Date: Sunday, January 11, 2015
Time: 5:20 PM
Room: Esquire - Meeting House
Alexandre de Kochko , IRD UMR DIADE, Montpellier, France
Dominique Crouzillat , Centre R&D Nestlé Tours, Tours, France
Michel Rigoreau , Centre R&D Nestlé Tours, Tours, France
Maud Lepelley , Centre R&D Nestlé Tours, Tours, France
Laurence Bellanger , Centre R&D Nestlé Tours, Tours, France
Virginie Merot l'Anthoene , Centre R&D Nestlé Tours, Tours, France
Celine Vandecasteele , Centre R&D Nestlé Tours, Tours, France
Romain Guyot , IRD UMR DIADE, Montpellier cedex 5, France
Valerie Poncet , IRD UMR DIADE, Montpellier cedex 5, France
Christine Tranchant-Dubreuil , IRD UMR DIADE, Montpellier, France
Perla Hamon , IRD UMR DIADE, Montpellier cedex 5, France
Serge Hamon , IRD UMR DIADE, Montpellier cedex 5, France
Emmanuel Couturon , IRD UMR DIADE, Montpellier cedex 5, France
Patrick Descombes , NIHS, Lausanne, Switzerland
Deborah Moine , NIHS, Lausanne, Switzerland
Lukas Mueller , Boyce Thompson Institute for Plant Research, Ithaca, NY
Susan R. Strickler , Boyce Thompson Institute for Plant Research, Ithaca, NY
Alan Andrade , Embrapa, Brasilia, Brazil
Luiz-Filipe Protasio Pereira , Embrapa Café, Londrina, Brazil
Pierre Marraccini , CIRAD, Brasilia, Brazil
Giovanni Giuliano , ENEA - Italian Agency for New Technologies, Roma, Italy
Alessia Fiore , ENEA - Italian Agency for New Technologies, Rome, Italy
Marco Pietrella , ENEA - Italian Agency for New Technologies, Rome, Italy
Giuseppe Aprea , ENEA - Italian Agency for New Technologies, Rome, Italy
Ray Ming , University of Illinois at Urbana-Champaign, Urbana, IL
Jennifer Wai , University of Illinois Urbana-Champaign, Urbana Champaign, IL
Douglas S. Domingues , Instituto Agronômico do Paraná, Londrina, Brazil
Alexandre Paschoal , Univ. of Londrina, Londrina, Brazil
Gerrit Kuhn , Pacific Biosciences, Menlo Park, CA
Jonas Korlach , Pacific Biosciences, Menlo Park, CA
Jason Chin , Pacific Biosciences, Menlo Park, CA
David Sankoff , University of Ottawa, Ottawa, ON, Canada
Chunfang Zheng , University of Ottawa, Ottawa, ON, Canada
Victor A. Albert , University at Buffalo, Buffalo, NY
Coffea arabica which accounts for 70% of world coffee production is an allotetraploid with a genome size of approximately 1.3 Gb and is derived from the hybridization of C. canephora (710 Mb) and C. eugenioides (670 Mb).

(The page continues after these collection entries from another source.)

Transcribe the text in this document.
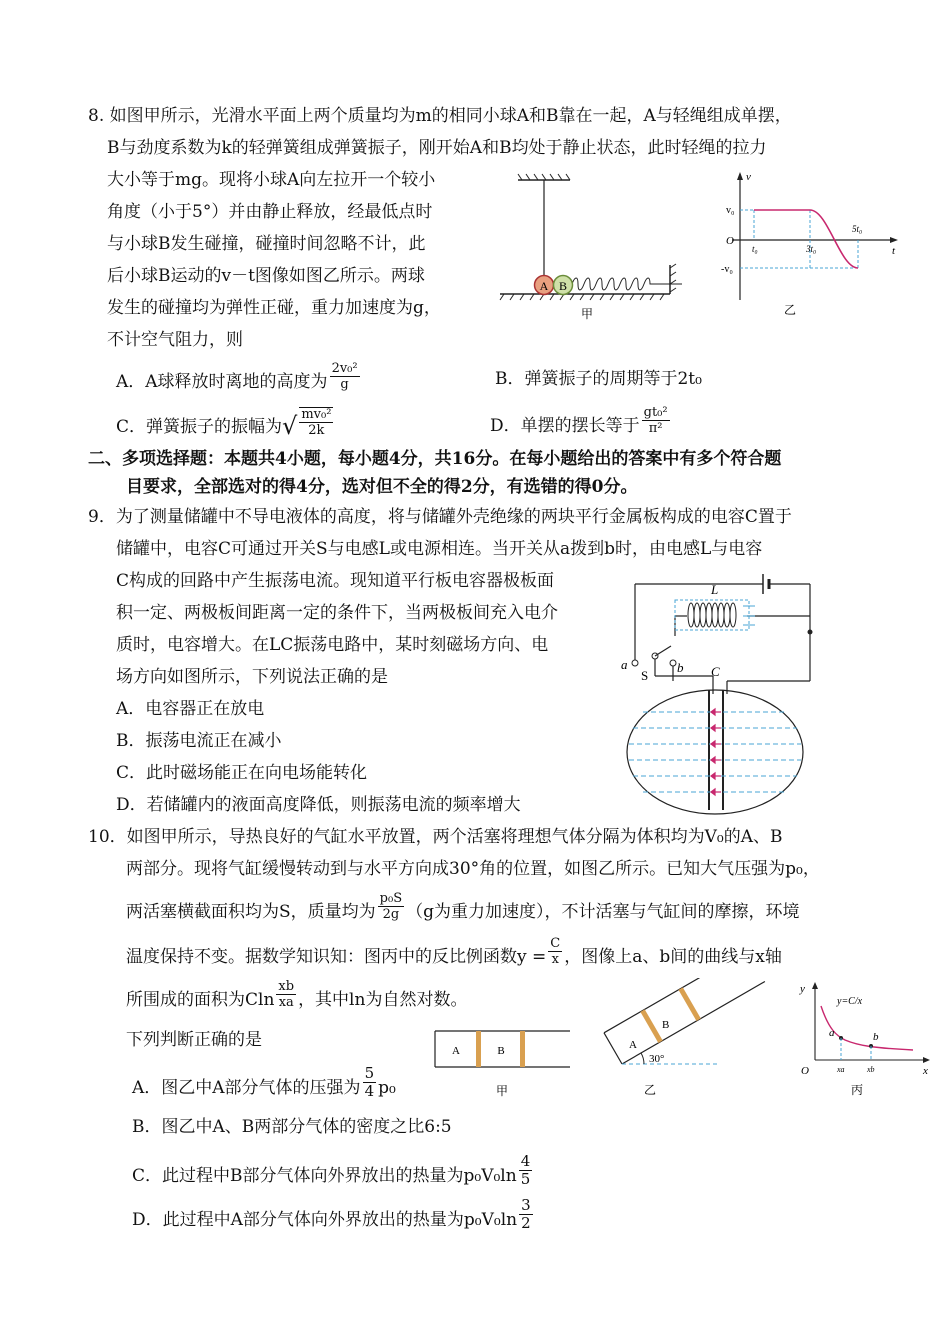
8. 如图甲所示，光滑水平面上两个质量均为m的相同小球A和B靠在一起，A与轻绳组成单摆，
B与劲度系数为k的轻弹簧组成弹簧振子，刚开始A和B均处于静止状态，此时轻绳的拉力
大小等于mg。现将小球A向左拉开一个较小
角度（小于5°）并由静止释放，经最低点时
与小球B发生碰撞，碰撞时间忽略不计，此
后小球B运动的v－t图像如图乙所示。两球
发生的碰撞均为弹性正碰，重力加速度为g，
不计空气阻力，则
A B
甲
v
t
v₀
-v₀
O
t₀	3t₀
5t₀
乙
A．A球释放时离地的高度为 $\frac{\text{2v₀²}}{g}$	B．弹簧振子的周期等于2t₀
C．弹簧振子的振幅为√ $\frac{\text{mv₀²}}{2k}$	D．单摆的摆长等于 $\frac{\text{gt₀²}}{\text{π²}}$
二、多项选择题：本题共4小题，每小题4分，共16分。在每小题给出的答案中有多个符合题
目要求，全部选对的得4分，选对但不全的得2分，有选错的得0分。
9．为了测量储罐中不导电液体的高度，将与储罐外壳绝缘的两块平行金属板构成的电容C置于
储罐中，电容C可通过开关S与电感L或电源相连。当开关从a拨到b时，由电感L与电容
C构成的回路中产生振荡电流。现知道平行板电容器极板面
积一定、两极板间距离一定的条件下，当两极板间充入电介
质时，电容增大。在LC振荡电路中，某时刻磁场方向、电
场方向如图所示，下列说法正确的是
A．电容器正在放电
B．振荡电流正在减小
C．此时磁场能正在向电场能转化
D．若储罐内的液面高度降低，则振荡电流的频率增大
L
a	b
S	C
10．如图甲所示，导热良好的气缸水平放置，两个活塞将理想气体分隔为体积均为V₀的A、B
两部分。现将气缸缓慢转动到与水平方向成30°角的位置，如图乙所示。已知大气压强为p₀，
两活塞横截面积均为S，质量均为 $\frac{\text{p₀S}}{2g} (g$为重力加速度），不计活塞与气缸间的摩擦，环境
温度保持不变。据数学知识知：图丙中的反比例函数$y = \frac{C}{x}$ ，图像上a、b间的曲线与x轴
所围成的面积为Cln $\frac{xb}{xa}$ ，其中ln为自然对数。
下列判断正确的是
A．图乙中A部分气体的压强为 $\frac{5}{4} p_0$
B．图乙中A、B两部分气体的密度之比6:5
C．此过程中B部分气体向外界放出的热量为$p_0V_0\ln \frac{4}{5}$
D．此过程中A部分气体向外界放出的热量为$p_0V_0\ln \frac{3}{2}$
A	B
甲
30°
A
B
乙
y
x
O
a	b
y=C/x
xa	xb
丙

To elucidate the evolutionary history of C. arabica, and generate critical information for breeding programs, a sequencing project is underway to finalize a reference genome using a dihaploid line and a set of 30 C. arabica accessions. For the reference genome, we have generated two assemblies, one from Illumina data (>150x coverage) and a second from PacBio sequences (>50x coverage). The present assemblies cover 1,031 and 1,042 Mb, respectively. After further refinement, using Illumina mate pairs and optical mapping, the genome assemblies will be annotated using RNA-Seq. Resequencing of C. eugenioides and C. canephora has been completed and is being used to better assess homeologs within the sub-genomes. Furthermore, 30 C. arabica accessions, representing wild and cultivated genotypes, are being resequenced (20x coverage) using Illumina. A C. arabica genetic map, currently including over 600 SSR markers, that differentiate between the two sub-genomes, is used to anchor the assemblies. Newly identified SNP markers are being added to the map.

The final goals of the project are to produce a high quality reference genome, assess an eventual neo-diversification occurring in the cultivated varieties, have a better understanding of the species formation and evolution, and develop tools that will make the finished genome accessible and useful to breeders and researchers.